La población penitenciaria del Estado español creció enormemente entre 1995 y 2009 (cuando llegó a haber una veintena de cárceles al doble de su capacidad). Aunque a partir de 2009 la tendencia es descendente, entonces se generó un problema de sobrepoblación que todavía no ha desaparecido. Para remediarlo, se puso en marcha el Plan de Amortización y Creación de Centros Penitenciarios, ejecutado por la SIEPSE (empresa pública encargada de los equipamientos penitenciarios y de seguridad) que describe así los centros de reciente construcción: “Se puede hablar de un núcleo urbano autosuficiente, constituido por un conjunto de minicentros residenciales, dotados con servicios que cubren todas las necesidades de los internos, disminuyendo los traslados. (…) Las áreas residenciales resueltas en módulos independientes permiten aislarlos en caso de conflicto, impidiendo que este se extienda al resto del centro”.

Contra la falacia instalada en el imaginario social sobre “el alto coste que pagamos por cada preso, como si fuesen ellos los que se embolsan el presupuesto empleado en encerrarlos”, estudios como el ya citado La burbuja penal, de Daniel Jiménez, indican que la construcción y gestión de centros penitenciarios ha llegado a ser un lucrativo negocio también en España. El investigador, que estima en 36.000 euros anuales el precio de cada plaza, cree que “al menos la mitad de ese dinero se convierte en beneficio para los grupos empresariales encargados de la construcción y el equipamiento de los centros penitenciarios”.

Imagen de la barcaza Vernon C. Bain Correctional Center, en 2020 en Nueva York.David Dee Delgado (Getty Images)

Si bien en España ni siquiera existe un debate sobre su completa privatización, esto es algo común en países como Reino Unido (con alrededor del 15% de los presos en centros privados) o Estados Unidos (con un 8% de sus reclusos en ellos).
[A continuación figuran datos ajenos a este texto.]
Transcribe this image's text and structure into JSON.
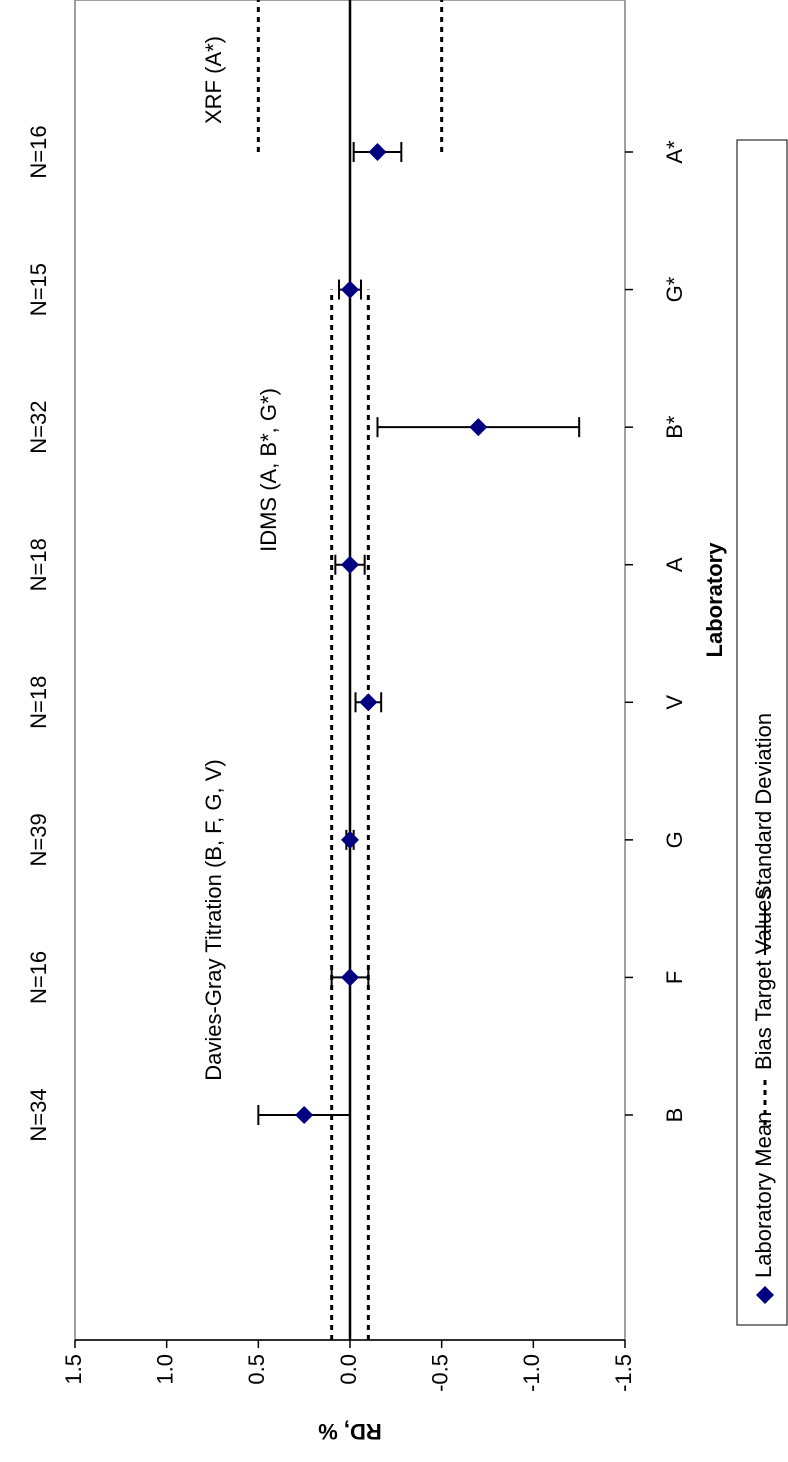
{
  "chart_data": {
    "type": "errorbar",
    "x_label": "Laboratory",
    "y_label": "RD, %",
    "categories": [
      "B",
      "F",
      "G",
      "V",
      "A",
      "B*",
      "G*",
      "A*"
    ],
    "n_labels": [
      "N=34",
      "N=16",
      "N=39",
      "N=18",
      "N=18",
      "N=32",
      "N=15",
      "N=16"
    ],
    "annotations": [
      "Davies-Gray Titration (B, F, G, V)",
      "IDMS (A, B*, G*)",
      "XRF (A*)"
    ],
    "series": [
      {
        "name": "Laboratory Mean",
        "color": "#000080",
        "values": [
          0.25,
          0.0,
          0.0,
          -0.1,
          0.0,
          -0.7,
          0.0,
          -0.15
        ]
      }
    ],
    "errors": {
      "name": "Standard Deviation",
      "color": "#000000",
      "values": [
        0.25,
        0.1,
        0.02,
        0.07,
        0.08,
        0.55,
        0.06,
        0.13
      ]
    },
    "bias_target": {
      "name": "Bias Target Values",
      "color": "#000000",
      "values": [
        0.1,
        0.1,
        0.1,
        0.1,
        0.1,
        0.1,
        0.1,
        0.5
      ]
    },
    "ylim": [
      -1.5,
      1.5
    ],
    "yticks": [
      1.5,
      {
        "value": 1.0,
        "label": "1.0"
      },
      0.5,
      {
        "value": 0.0,
        "label": "0.0"
      },
      -0.5,
      {
        "value": -1.0,
        "label": "-1.0"
      },
      -1.5
    ],
    "rotated": true
  }
}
Hace algunos meses, la barcaza Bibby Stockholm, una especie de prisión flotante propiedad de una compañía de operaciones marítimas, causó revuelo porque el gobierno británico encerró en ella a unos 500 migrantes. El episodio, que recuerda a la situación previa a la reforma penal del siglo XVIII, cuando viejos y destartalados navíos de guerra eran usados para retener prisioneros, no es, sin embargo, el primer caso de prisión flotante en los últimos años. La ciudad de Nueva York ha encarcelado a condenados en una barcaza de 200 metros de eslora desde hace 30 años. El Vernon C. Bain Correctional Center parece un buque más en los muelles del East River pero es en realidad el hogar de más de 800 prisioneros.

Si durante décadas, el esfuerzo de juristas, arquitectos y filósofos por mejorar las condiciones en prisión había topado con la resistencia de los sectores sociales más punitivistas, parece que hoy choca contra la demanda de reducción del gasto público a toda costa. La prisión: de símbolo de la magnanimidad de los estados modernos a engranaje de sus políticas de austeridad.